I'm Bonnie Liotta. My husband and I work with families all over the world, helping them transform the most defiant and disruptive child behavior into healthy, happy, cooperative kids. And it starts at the age of two.
So why is this? Well, we're taught to teach our children what no means. We're taught to bribe, offer rewards, lecture them. We're taught that our children don't have what it takes for personal emotional regulation. Like a two-year-old is some sort of emotional vibration running around the earth that has no thoughts or ideas.
The truth is, a toddler two-year-old is just a mini you. They have a fully developed brain. They're missing the life skills on how to navigate the world, and they're counting on you to show them how the world works.
They don't understand what no means other than you're telling them that it's not okay for them to be them. And when they're not validated or heard, then they're going to feel like they're being shoved into a box of who you think they should be or who you want them to be, instead of actually validating that they have goals, needs, wants, and desires, just like you do.

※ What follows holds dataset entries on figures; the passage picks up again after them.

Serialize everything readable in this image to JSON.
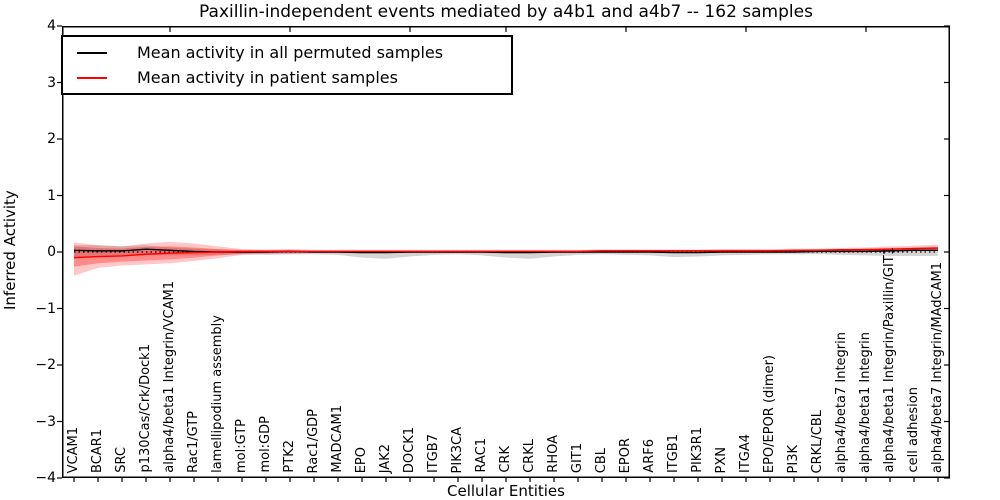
{
  "chart_data": {
    "type": "line",
    "title": "Paxillin-independent events mediated by a4b1 and a4b7 -- 162 samples",
    "xlabel": "Cellular Entities",
    "ylabel": "Inferred Activity",
    "ylim": [
      -4,
      4
    ],
    "ytick_values": [
      4,
      3,
      2,
      1,
      0,
      -1,
      -2,
      -3,
      -4
    ],
    "ytick_labels": [
      "4",
      "3",
      "2",
      "1",
      "0",
      "−1",
      "−2",
      "−3",
      "−4"
    ],
    "grid": false,
    "legend_position": "upper left",
    "zero_line": {
      "style": "dotted",
      "color": "#000000",
      "y": 0
    },
    "categories": [
      "VCAM1",
      "BCAR1",
      "SRC",
      "p130Cas/Crk/Dock1",
      "alpha4/beta1 Integrin/VCAM1",
      "Rac1/GTP",
      "lamellipodium assembly",
      "mol:GTP",
      "mol:GDP",
      "PTK2",
      "Rac1/GDP",
      "MADCAM1",
      "EPO",
      "JAK2",
      "DOCK1",
      "ITGB7",
      "PIK3CA",
      "RAC1",
      "CRK",
      "CRKL",
      "RHOA",
      "GIT1",
      "CBL",
      "EPOR",
      "ARF6",
      "ITGB1",
      "PIK3R1",
      "PXN",
      "ITGA4",
      "EPO/EPOR (dimer)",
      "PI3K",
      "CRKL/CBL",
      "alpha4/beta7 Integrin",
      "alpha4/beta1 Integrin",
      "alpha4/beta1 Integrin/Paxillin/GIT1",
      "cell adhesion",
      "alpha4/beta7 Integrin/MAdCAM1"
    ],
    "series": [
      {
        "name": "Mean activity in all permuted samples",
        "color": "#000000",
        "values": [
          0.03,
          0.02,
          0.02,
          0.05,
          0.03,
          0.01,
          0,
          0,
          0,
          0.01,
          0,
          0,
          -0.01,
          -0.01,
          0,
          0,
          0,
          0,
          -0.01,
          -0.01,
          0,
          0,
          0,
          0,
          0,
          -0.01,
          -0.01,
          0,
          0,
          0,
          0,
          0.01,
          0.01,
          0.01,
          0.02,
          0.03,
          0.03
        ]
      },
      {
        "name": "Mean activity in patient samples",
        "color": "#ff0000",
        "values": [
          -0.1,
          -0.08,
          -0.07,
          -0.04,
          -0.02,
          -0.01,
          0,
          0.01,
          0.01,
          0.01,
          0.01,
          0.01,
          0.01,
          0.01,
          0.01,
          0.01,
          0.01,
          0.01,
          0.01,
          0.01,
          0.01,
          0.01,
          0.02,
          0.02,
          0.02,
          0.02,
          0.02,
          0.02,
          0.02,
          0.02,
          0.03,
          0.03,
          0.04,
          0.04,
          0.05,
          0.06,
          0.07
        ]
      }
    ],
    "bands": [
      {
        "name": "permuted-sample-range",
        "color": "#888888",
        "opacity": 0.35,
        "hi": [
          0.12,
          0.12,
          0.1,
          0.12,
          0.08,
          0.06,
          0.05,
          0.04,
          0.04,
          0.05,
          0.04,
          0.04,
          0.04,
          0.04,
          0.04,
          0.04,
          0.04,
          0.04,
          0.04,
          0.04,
          0.04,
          0.04,
          0.04,
          0.04,
          0.04,
          0.04,
          0.04,
          0.04,
          0.04,
          0.04,
          0.04,
          0.05,
          0.05,
          0.06,
          0.06,
          0.07,
          0.08
        ],
        "lo": [
          -0.1,
          -0.07,
          -0.06,
          -0.05,
          -0.06,
          -0.06,
          -0.05,
          -0.04,
          -0.05,
          -0.04,
          -0.04,
          -0.05,
          -0.1,
          -0.12,
          -0.08,
          -0.05,
          -0.04,
          -0.06,
          -0.1,
          -0.12,
          -0.08,
          -0.05,
          -0.04,
          -0.05,
          -0.06,
          -0.09,
          -0.08,
          -0.06,
          -0.05,
          -0.04,
          -0.04,
          -0.04,
          -0.05,
          -0.06,
          -0.07,
          -0.07,
          -0.07
        ]
      },
      {
        "name": "patient-sample-range-outer",
        "color": "#ff0000",
        "opacity": 0.22,
        "hi": [
          0.17,
          0.12,
          0.1,
          0.15,
          0.18,
          0.15,
          0.1,
          0.05,
          0.04,
          0.04,
          0.03,
          0.03,
          0.03,
          0.03,
          0.03,
          0.03,
          0.03,
          0.03,
          0.03,
          0.03,
          0.03,
          0.03,
          0.04,
          0.04,
          0.04,
          0.04,
          0.04,
          0.05,
          0.05,
          0.05,
          0.06,
          0.06,
          0.07,
          0.08,
          0.1,
          0.11,
          0.13
        ],
        "lo": [
          -0.42,
          -0.28,
          -0.24,
          -0.22,
          -0.2,
          -0.16,
          -0.11,
          -0.05,
          -0.03,
          -0.03,
          -0.02,
          -0.02,
          -0.02,
          -0.02,
          -0.02,
          -0.02,
          -0.02,
          -0.02,
          -0.02,
          -0.02,
          -0.02,
          -0.02,
          -0.01,
          -0.01,
          -0.01,
          -0.01,
          0,
          0,
          0,
          0,
          0,
          0,
          0.01,
          0.01,
          0.01,
          0.02,
          0.02
        ]
      },
      {
        "name": "patient-sample-range-inner",
        "color": "#ff0000",
        "opacity": 0.3,
        "hi": [
          0.1,
          0.07,
          0.06,
          0.09,
          0.1,
          0.08,
          0.05,
          0.03,
          0.03,
          0.03,
          0.02,
          0.02,
          0.02,
          0.02,
          0.02,
          0.02,
          0.02,
          0.02,
          0.02,
          0.02,
          0.02,
          0.02,
          0.03,
          0.03,
          0.03,
          0.03,
          0.03,
          0.03,
          0.03,
          0.03,
          0.04,
          0.04,
          0.05,
          0.06,
          0.07,
          0.08,
          0.09
        ],
        "lo": [
          -0.26,
          -0.2,
          -0.17,
          -0.15,
          -0.13,
          -0.1,
          -0.06,
          -0.03,
          -0.02,
          -0.02,
          -0.01,
          -0.01,
          -0.01,
          -0.01,
          -0.01,
          -0.01,
          -0.01,
          -0.01,
          -0.01,
          -0.01,
          -0.01,
          -0.01,
          0,
          0,
          0,
          0,
          0,
          0,
          0,
          0.01,
          0.01,
          0.01,
          0.01,
          0.02,
          0.02,
          0.03,
          0.04
        ]
      }
    ]
  }
}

So as you are their trusted advisor, you're way better off showing them what they can do. Always speak in double positives when you pick up your toys. Then we can watch television rather than telling them, no, they can't watch television because they didn't pick up their toys. They have no concept of abstract thinking of what that means.
We had a client whose two-year-old started to freak out the minute the dad tried to put the shirt on. And so we instructed dad to take the toddler to the closet and point at all the shirts. Do you want to wear this shirt? This shirt? No. This shirt? No. This shirt? No. This shirt? No. This shirt? Yeah. And what. What was really going on is he wanted to be like Spiderman, just like his older brother.
If you want them to put their shoes on and head out the door on time, you might want to grab three pairs of socks and say, hey, little Timmy, do you want to wear these socks? These socks or these socks? Before we put your shoes on to head out the door, they'll run up, grab their pair of socks, and put it on their feet. You know why? They want to feel like they have some sort of sense of control over their own lives. No human spirit wants to be controlled by another one. That is a complete illusion.
So all of this parenting advice we should use timeouts and takeaways and redirects and boundaries and rules, is completely off the mark. That is setting you and your toddler up for a lifetime of parenting hell. Because the temper tantrums aren't going to stop at terrible twos, which we call terrific twos. They're going to continue to happen at age five, age seven, age eight.
In which case, if it is happening, then you're going to be sold a bull crap idea that there's something wrong with your kids when there never was anything wrong with your kids. It's not the children who need to change, it's the parenting strategy that needs to change.
Take the exact same child who's throwing temper tantrums all day and you move them into an environment where they're being asked questions, where they're being heard and validated, when their actions are being guided with conscious life skills training, and you'll have a completely different child.